Running CASA through SLURM requires calling CASA via mpirun, or for CASA 5, mpicasa. CASA understands how to use mpi on tasks that are optimised for mpi (such as flagdata, tclean, setjy, and applycal) while operating as per usual on tasks that are not mpi aware (like gaincal). Ideally, the only change to an existing script would be to add a call to partition (or mstransform(createmms=True)) at the top. Below are some notes on tasks.

partition (basic): In order to run tasks (except tclean) across a cluster, the partition (or mstransform) task needs to be called prior to running any other tasks. partition creates a multi-measurement set (MMS) that is a collection of multiple sub-MSs, each of which will be operated upon as a task in SLURM. By default, CASA will split the MS across scans, and a spectral window (spw) axis, given by the default separationaxis='auto' parameter. However, this partitioning of data gives a data format that does not appear to perform well during processing. A better partitioning of the data is given by simply partitioning by scan, given by separationaxis='scan', numsubms=msmd.nscans()

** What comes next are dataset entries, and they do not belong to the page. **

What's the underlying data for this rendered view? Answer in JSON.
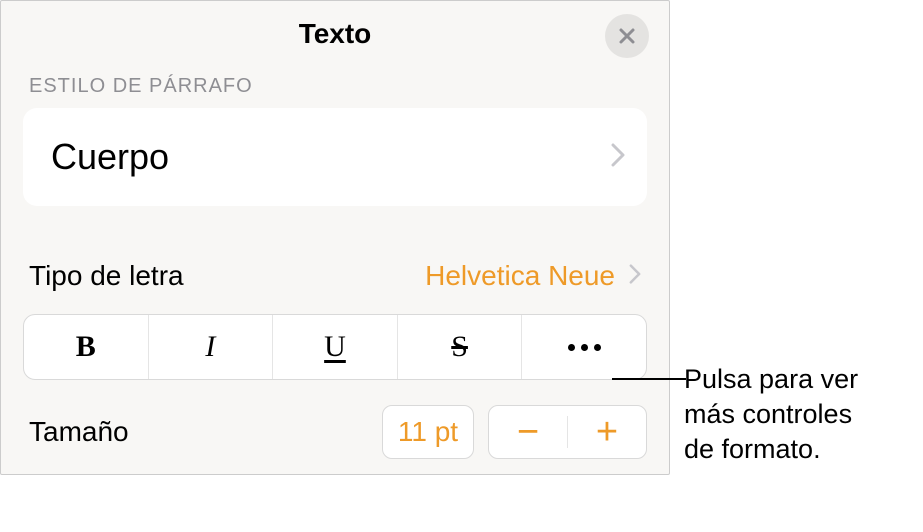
{
  "panel": {
    "title": "Texto",
    "section_label": "ESTILO DE PÁRRAFO",
    "paragraph_style": "Cuerpo",
    "font_label": "Tipo de letra",
    "font_value": "Helvetica Neue",
    "size_label": "Tamaño",
    "size_value": "11 pt"
  },
  "callout": {
    "text": "Pulsa para ver\nmás controles\nde formato."
  },
  "icons": {
    "bold": "B",
    "italic": "I",
    "underline": "U",
    "strike": "S"
  },
  "colors": {
    "accent": "#ee9a28"
  }
}
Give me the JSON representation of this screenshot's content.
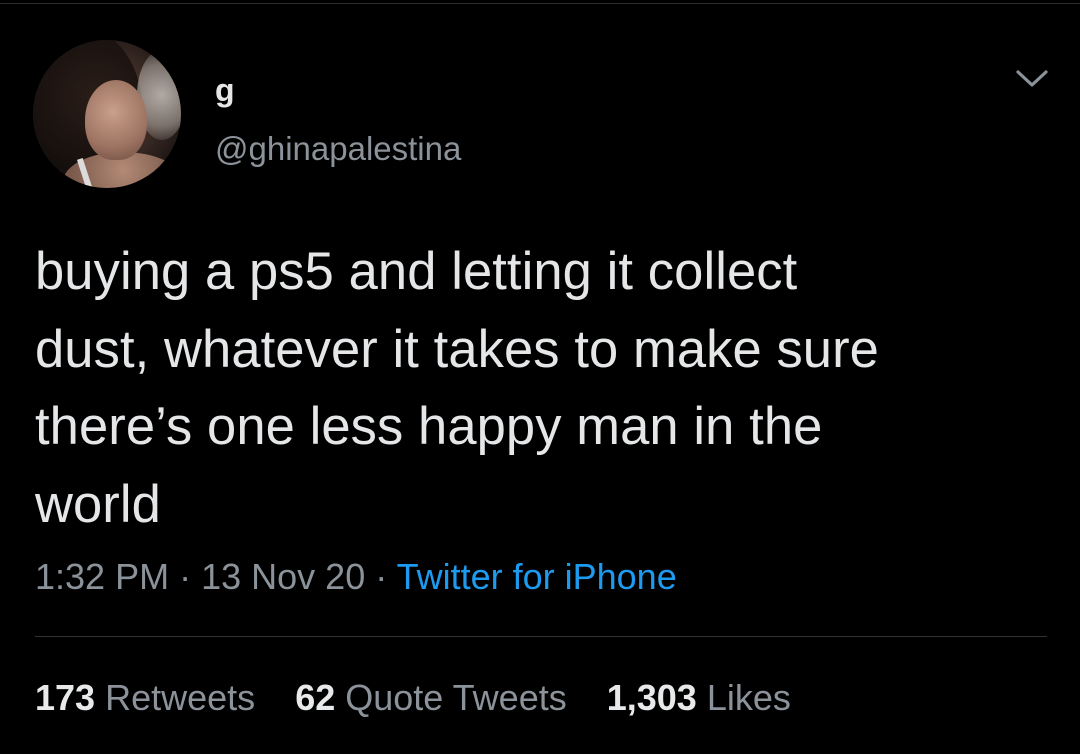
{
  "tweet": {
    "display_name": "g",
    "handle": "@ghinapalestina",
    "text_lines": [
      "buying a ps5 and letting it collect",
      "dust, whatever it takes to make sure",
      "there’s one less happy man in the",
      "world"
    ],
    "time": "1:32 PM",
    "date": "13 Nov 20",
    "source": "Twitter for iPhone",
    "separator": "·",
    "stats": {
      "retweets_count": "173",
      "retweets_label": "Retweets",
      "quote_tweets_count": "62",
      "quote_tweets_label": "Quote Tweets",
      "likes_count": "1,303",
      "likes_label": "Likes"
    },
    "menu_icon": "chevron-down-icon"
  },
  "colors": {
    "background": "#000000",
    "text_primary": "#e4e6e8",
    "text_secondary": "#8b9299",
    "link": "#1d9bf0",
    "divider": "#2f3336"
  }
}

mstransform (advanced): the mstransform task (called under the hood by partition) is better suited to partition an MS into an MMS, as it allows for more control via several additional parameters, such as averaging in time and frequency. For example, the following call averages by 8 frequency channels (from selected frequency range 880-1680 MHz) and 16 second integrations, as well as selecting only two (parallel-hand) correlations (controlled by one core each, given by nthreads=2), and no autocorrelations:

mstransform(vis=visname, outputvis=mvis, spw='*:880~1680MHz', createmms=True, datacolumn='DATA', chanaverage=True, chanbin=8, timeaverage=True, timebin='16s', separationaxis='scan', numsubms=msmd.nscans(), nthreads=2, antenna='*&', correlation='XX,YY')

tclean: In order to run across a cluster, parallel=True should be specified in tclean. However, if savemodel='modelcolumn' is also specified, it triggers some kind of a race condition between the different nodes where they are competing for write access, and the task crashes. So setting savemodel='virtual' or savemodel='none' are the only options that work when running tclean in parallel. Both the makePSF step and the major cycles of deconvolution are MPI and OpenMP aware, and can exploit additional resources specified via --cpus-per-task in the SLURM sbatch file.